(1) Étant dans mon état habituel, mon toujours aimable Jésus me montra le révérend père qui allait s’occuper de la publication des écrits concernant l’adorable Volonté de Dieu et, se mettant à côté de lui, Jésus lui dit :
(2) ” Mon fils, voici le titre que tu donneras au livre qui parle de ma Volonté :
“Le Règne de ma Volonté Divine au milieu des créatures. Le rappel des créatures
- dans l’ordre, à leur place et dans la finalité pour laquelle elles furent créées par Dieu.”
Tu vois, Je veux que le titre-même corresponde à la grande Œuvre de ma Volonté, Je veux que la créature comprenne que la place que Dieu lui a attribuée est dans ma Volonté.
Et, tant qu’elle n’y sera pas rentrée, elle sera
- sans place, sans but, sans ordre,
- telle une intruse dans la Création. N’ayant aucun avenir, elle sera -à la rue, -sans paix, -sans héritage.
Alors, pris de pitié pour elle, Je ne cesserai de lui répéter : ”- Reviens à ta place,
- rentre dans l’ordre,
- viens chercher ton héritage, vivre dans ta maison.
Pourquoi veux-tu
- habiter une maison inconnue,
- occuper un terrain qui ne t’appartient pas ?
N’étant pas à toi, tu es malheureuse,
- devenant la domestique et la risée de toutes les choses créées.
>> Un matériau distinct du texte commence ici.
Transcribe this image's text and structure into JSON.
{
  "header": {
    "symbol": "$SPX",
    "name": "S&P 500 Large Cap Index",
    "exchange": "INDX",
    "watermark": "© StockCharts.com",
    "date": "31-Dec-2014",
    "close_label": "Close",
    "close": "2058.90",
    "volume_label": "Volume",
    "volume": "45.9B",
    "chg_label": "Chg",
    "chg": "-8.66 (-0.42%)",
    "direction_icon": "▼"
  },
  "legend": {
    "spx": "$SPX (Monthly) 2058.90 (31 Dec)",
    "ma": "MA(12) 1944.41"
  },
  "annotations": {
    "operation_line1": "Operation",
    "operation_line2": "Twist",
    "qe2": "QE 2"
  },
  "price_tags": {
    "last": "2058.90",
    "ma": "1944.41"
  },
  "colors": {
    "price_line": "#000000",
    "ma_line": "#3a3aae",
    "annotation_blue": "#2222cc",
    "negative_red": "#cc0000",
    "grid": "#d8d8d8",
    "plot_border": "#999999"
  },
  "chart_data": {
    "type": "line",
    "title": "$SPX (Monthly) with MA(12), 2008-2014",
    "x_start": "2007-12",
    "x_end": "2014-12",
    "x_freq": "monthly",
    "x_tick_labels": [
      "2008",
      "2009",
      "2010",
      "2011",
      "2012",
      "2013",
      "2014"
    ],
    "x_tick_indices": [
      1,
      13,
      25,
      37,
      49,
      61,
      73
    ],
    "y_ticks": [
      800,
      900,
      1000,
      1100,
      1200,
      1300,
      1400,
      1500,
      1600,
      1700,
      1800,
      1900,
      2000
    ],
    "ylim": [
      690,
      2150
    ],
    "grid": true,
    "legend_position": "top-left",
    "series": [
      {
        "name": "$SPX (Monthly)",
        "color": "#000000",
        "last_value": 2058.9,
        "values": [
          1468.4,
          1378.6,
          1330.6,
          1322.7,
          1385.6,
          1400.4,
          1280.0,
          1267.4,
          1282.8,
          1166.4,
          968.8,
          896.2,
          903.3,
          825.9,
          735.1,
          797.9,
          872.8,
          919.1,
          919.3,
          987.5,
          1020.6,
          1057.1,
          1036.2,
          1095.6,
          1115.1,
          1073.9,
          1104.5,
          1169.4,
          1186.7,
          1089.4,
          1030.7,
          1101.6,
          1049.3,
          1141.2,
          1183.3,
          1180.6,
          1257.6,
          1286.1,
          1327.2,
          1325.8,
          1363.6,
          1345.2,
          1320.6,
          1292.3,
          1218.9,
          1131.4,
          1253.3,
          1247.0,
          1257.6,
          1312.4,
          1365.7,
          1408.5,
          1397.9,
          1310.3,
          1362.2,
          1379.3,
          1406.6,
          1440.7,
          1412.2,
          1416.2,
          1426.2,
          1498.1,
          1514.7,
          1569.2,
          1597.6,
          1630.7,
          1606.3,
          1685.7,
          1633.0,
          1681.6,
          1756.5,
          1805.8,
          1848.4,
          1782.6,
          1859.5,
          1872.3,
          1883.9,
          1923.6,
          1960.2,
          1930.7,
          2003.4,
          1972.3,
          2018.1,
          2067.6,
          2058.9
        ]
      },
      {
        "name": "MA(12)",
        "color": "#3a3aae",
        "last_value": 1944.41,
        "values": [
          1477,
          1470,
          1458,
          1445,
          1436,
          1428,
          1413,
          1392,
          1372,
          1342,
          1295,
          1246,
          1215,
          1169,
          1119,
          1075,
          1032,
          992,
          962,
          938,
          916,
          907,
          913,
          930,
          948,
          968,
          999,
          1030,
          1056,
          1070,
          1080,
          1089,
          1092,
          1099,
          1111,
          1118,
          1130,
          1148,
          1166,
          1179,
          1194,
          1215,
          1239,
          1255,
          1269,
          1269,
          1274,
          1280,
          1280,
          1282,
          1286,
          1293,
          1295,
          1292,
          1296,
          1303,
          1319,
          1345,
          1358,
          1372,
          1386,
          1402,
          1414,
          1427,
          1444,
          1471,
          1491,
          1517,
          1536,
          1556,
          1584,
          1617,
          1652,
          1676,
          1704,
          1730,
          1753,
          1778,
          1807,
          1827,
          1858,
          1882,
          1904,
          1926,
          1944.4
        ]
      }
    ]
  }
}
Tout ce que J’ai créé, étant à sa place,
- est en ordre et en parfaite harmonie avec tous les biens que Dieu a donnés. Tu es la seule à vouloir être malheureuse volontairement.
Alors, réintègre ta place, c’est là que Je t’appelle et t’attends. Par conséquent, celui ou celle qui se prêtera à faire connaître ma Volonté, sera mon porte-parole et Je lui confierai les secrets de son Règne.”
(3) Ensuite Il montra la Création. Toutes les choses créées étaient
- à la place que Dieu leur a choisie,
- dans l’ordre parfait et
- dans la complète harmonie entre elles et la Volonté Suprême.
Cette Volonté maintient leur existence intègre, belle, fraîche et toujours neuve. Et l’ordre apporte le bonheur commun, la force universelle à tous. Quel enchantement que de voir l’ordre, l’harmonie de toute la Création !
Jésus, en reprenant ses dires ajouta : (4) ” Ma fille, que nos œuvres sont belles ! Elles sont notre honneur et notre gloire permanents. Elles sont toutes à leur place. Chaque chose créée remplit parfaitement sa fonction.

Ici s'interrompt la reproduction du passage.